I've owned this book for two years and only now have just read it. I was intially drawn by the introduction by Chuck Palahniuk, if I remember correctly, because I love him and I figured he would endorse an author who can come up with some really twisted, delightfully perverse stuff. And then there were the obvious draws: The promise of a f-ed up clown world (YEAH!)?! A commentary on gender, class, prejudice, etc (Right up my alley!)?! And a FEMALE author?! Sign me up!!
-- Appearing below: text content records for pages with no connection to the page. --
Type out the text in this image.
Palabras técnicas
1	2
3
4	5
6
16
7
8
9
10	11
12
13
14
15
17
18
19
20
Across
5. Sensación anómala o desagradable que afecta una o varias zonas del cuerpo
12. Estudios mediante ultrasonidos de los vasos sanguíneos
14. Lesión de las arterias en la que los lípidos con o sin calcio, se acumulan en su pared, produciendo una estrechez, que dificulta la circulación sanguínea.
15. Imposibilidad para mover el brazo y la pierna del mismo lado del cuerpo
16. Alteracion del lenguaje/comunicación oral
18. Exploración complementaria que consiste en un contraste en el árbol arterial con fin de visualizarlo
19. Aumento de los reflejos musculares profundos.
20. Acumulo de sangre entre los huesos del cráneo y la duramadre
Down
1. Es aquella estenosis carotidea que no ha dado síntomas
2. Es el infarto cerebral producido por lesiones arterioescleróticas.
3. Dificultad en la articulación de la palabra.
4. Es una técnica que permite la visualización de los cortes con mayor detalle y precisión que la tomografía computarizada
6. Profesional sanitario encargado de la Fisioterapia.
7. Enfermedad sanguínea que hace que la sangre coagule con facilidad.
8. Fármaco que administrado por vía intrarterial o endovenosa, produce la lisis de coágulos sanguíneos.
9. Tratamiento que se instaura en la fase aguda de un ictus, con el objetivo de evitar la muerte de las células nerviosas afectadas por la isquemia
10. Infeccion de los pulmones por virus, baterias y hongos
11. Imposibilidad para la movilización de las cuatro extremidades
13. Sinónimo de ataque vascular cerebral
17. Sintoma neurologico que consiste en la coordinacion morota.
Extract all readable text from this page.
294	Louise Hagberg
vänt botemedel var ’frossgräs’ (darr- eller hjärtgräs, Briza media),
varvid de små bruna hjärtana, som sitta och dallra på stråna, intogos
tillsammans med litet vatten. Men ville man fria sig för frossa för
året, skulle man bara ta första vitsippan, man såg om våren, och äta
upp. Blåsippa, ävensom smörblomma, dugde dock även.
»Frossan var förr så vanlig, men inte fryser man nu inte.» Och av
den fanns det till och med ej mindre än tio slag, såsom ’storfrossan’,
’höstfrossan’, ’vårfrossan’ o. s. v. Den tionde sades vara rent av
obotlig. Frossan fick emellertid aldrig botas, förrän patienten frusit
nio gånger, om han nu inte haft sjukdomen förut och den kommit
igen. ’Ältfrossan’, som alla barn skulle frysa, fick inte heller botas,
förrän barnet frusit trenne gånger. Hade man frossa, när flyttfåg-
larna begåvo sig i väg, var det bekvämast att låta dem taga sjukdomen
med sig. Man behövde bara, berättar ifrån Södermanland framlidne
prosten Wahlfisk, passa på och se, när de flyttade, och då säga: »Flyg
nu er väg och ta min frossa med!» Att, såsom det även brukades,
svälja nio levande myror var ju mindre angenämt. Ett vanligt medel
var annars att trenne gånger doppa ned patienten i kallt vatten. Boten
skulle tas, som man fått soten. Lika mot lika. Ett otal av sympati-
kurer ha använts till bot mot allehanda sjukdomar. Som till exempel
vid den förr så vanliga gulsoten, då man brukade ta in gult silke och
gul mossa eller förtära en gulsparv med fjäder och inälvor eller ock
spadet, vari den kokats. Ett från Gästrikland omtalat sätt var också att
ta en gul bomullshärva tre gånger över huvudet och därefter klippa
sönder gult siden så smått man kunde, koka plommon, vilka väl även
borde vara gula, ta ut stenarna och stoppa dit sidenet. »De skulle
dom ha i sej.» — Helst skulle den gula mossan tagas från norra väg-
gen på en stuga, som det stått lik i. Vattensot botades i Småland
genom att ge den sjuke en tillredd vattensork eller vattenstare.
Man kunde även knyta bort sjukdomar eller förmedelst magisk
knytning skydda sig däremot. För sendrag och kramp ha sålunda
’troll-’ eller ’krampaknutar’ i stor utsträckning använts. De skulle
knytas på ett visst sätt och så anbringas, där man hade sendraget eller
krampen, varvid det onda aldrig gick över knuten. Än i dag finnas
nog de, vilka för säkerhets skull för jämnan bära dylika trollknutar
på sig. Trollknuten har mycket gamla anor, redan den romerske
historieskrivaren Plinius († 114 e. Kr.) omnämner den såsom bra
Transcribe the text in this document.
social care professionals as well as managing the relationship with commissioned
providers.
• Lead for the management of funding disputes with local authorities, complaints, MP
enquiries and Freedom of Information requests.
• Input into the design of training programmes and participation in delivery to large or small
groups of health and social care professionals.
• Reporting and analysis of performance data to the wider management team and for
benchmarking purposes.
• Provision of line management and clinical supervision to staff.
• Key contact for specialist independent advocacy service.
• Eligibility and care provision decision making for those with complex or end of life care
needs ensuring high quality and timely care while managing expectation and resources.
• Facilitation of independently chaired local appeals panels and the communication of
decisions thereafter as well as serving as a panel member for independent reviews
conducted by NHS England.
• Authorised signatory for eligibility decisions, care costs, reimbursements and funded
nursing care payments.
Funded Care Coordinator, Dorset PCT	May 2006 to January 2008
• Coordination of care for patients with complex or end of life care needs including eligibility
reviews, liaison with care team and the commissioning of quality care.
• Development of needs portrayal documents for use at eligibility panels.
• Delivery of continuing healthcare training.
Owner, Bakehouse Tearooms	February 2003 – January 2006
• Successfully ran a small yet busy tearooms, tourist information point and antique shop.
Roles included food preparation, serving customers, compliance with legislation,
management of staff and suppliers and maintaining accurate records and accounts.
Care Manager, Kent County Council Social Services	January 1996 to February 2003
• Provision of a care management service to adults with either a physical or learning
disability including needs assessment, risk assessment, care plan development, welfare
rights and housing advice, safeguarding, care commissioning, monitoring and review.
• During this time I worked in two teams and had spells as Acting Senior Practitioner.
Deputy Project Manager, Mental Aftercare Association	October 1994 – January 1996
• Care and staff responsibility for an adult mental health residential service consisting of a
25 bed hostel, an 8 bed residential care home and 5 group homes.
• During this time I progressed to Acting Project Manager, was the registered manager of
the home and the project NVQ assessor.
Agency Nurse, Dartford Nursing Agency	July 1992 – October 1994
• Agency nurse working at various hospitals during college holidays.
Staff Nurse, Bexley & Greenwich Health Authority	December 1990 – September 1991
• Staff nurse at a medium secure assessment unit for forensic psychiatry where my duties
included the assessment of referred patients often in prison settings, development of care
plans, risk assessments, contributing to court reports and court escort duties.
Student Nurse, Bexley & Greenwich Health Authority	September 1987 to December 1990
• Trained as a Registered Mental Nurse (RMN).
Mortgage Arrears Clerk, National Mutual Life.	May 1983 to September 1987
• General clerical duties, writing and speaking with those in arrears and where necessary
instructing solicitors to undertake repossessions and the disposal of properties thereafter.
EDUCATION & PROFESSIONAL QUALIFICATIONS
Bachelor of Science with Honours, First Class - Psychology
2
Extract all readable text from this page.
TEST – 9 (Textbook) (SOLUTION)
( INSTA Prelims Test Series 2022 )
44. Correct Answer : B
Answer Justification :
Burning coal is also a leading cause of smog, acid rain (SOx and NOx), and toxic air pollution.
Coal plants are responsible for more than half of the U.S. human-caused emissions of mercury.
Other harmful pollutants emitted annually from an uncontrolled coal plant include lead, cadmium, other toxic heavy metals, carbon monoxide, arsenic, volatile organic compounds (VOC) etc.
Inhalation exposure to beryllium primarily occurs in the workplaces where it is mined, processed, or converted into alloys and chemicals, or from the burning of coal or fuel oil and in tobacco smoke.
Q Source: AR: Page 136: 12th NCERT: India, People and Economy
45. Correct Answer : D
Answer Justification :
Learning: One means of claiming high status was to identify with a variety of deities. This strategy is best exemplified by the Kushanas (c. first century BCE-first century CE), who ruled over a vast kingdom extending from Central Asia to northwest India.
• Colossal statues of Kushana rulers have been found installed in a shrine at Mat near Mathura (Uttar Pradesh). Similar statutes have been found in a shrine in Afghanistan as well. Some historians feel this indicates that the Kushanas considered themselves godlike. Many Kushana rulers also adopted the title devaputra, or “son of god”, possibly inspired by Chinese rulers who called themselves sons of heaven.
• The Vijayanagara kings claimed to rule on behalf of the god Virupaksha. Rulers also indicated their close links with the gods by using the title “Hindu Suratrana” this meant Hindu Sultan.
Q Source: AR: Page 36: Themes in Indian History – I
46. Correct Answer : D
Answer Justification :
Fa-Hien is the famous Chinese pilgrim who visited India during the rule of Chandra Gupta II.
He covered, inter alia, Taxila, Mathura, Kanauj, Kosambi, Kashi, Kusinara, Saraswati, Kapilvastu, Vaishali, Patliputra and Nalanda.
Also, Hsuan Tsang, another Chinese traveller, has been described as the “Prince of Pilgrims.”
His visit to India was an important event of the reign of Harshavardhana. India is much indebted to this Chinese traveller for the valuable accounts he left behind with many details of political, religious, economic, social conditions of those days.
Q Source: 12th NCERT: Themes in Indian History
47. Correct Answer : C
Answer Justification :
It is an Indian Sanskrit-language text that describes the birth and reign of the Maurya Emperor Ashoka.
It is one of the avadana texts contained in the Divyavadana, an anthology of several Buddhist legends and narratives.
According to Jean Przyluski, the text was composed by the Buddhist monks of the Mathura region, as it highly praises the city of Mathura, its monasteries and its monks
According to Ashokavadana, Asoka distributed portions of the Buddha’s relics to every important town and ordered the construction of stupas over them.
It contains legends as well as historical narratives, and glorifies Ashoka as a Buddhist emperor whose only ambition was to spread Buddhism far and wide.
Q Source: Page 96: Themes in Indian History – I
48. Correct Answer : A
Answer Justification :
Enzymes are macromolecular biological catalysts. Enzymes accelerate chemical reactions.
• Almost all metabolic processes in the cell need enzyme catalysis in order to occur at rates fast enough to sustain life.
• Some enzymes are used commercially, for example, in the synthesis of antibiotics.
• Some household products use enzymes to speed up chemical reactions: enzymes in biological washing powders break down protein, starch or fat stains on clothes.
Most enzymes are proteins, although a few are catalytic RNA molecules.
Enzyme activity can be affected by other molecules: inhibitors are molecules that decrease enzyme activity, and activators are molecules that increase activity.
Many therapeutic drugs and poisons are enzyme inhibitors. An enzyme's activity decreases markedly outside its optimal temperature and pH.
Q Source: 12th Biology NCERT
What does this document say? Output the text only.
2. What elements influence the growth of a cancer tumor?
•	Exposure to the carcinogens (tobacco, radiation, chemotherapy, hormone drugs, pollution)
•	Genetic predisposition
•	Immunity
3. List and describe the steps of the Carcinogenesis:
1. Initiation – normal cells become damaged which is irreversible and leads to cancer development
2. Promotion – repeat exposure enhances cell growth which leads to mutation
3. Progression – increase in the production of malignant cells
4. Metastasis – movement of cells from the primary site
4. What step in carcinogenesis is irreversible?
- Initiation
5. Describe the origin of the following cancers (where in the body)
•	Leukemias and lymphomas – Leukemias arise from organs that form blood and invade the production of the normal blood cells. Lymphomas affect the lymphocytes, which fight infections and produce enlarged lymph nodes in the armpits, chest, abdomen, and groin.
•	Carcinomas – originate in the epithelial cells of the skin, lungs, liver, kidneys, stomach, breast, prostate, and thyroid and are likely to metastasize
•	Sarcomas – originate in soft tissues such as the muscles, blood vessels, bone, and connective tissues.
Well, this book did not meet my expectations...but I still enjoyed it. Was it as twisted as I had hoped? No. Could certain aspects have been taken farther? Yes. Did I, like other reviewers, find the main character obnoxious and unlikable? Absolutely not. In fact, I think I could safely say that I might have really, really liked this book had I read it when I initially purchased it two years back. And as it stands now, I still did enjoy it--the world of Baloneytown was intriguing, Nita/Sniffles/Juicy Caboosey has a nice character arc, and there is enough absurdity to keep me interested (although at times it feels belabored...while at other times it seems like not quite enough). I have to say, I laughed out loud when Sniffles is being admitted to the psych ward and her keepers think she is brandishing her burned-up (fake) boobs as a weapon. I think some of the metaphores were a little cliched (hiding behind make-up, costumes/uniforms), and Jerrod seemed a little to self-aware for my taste. But to me, the good outweighs the not-so-good in this novel.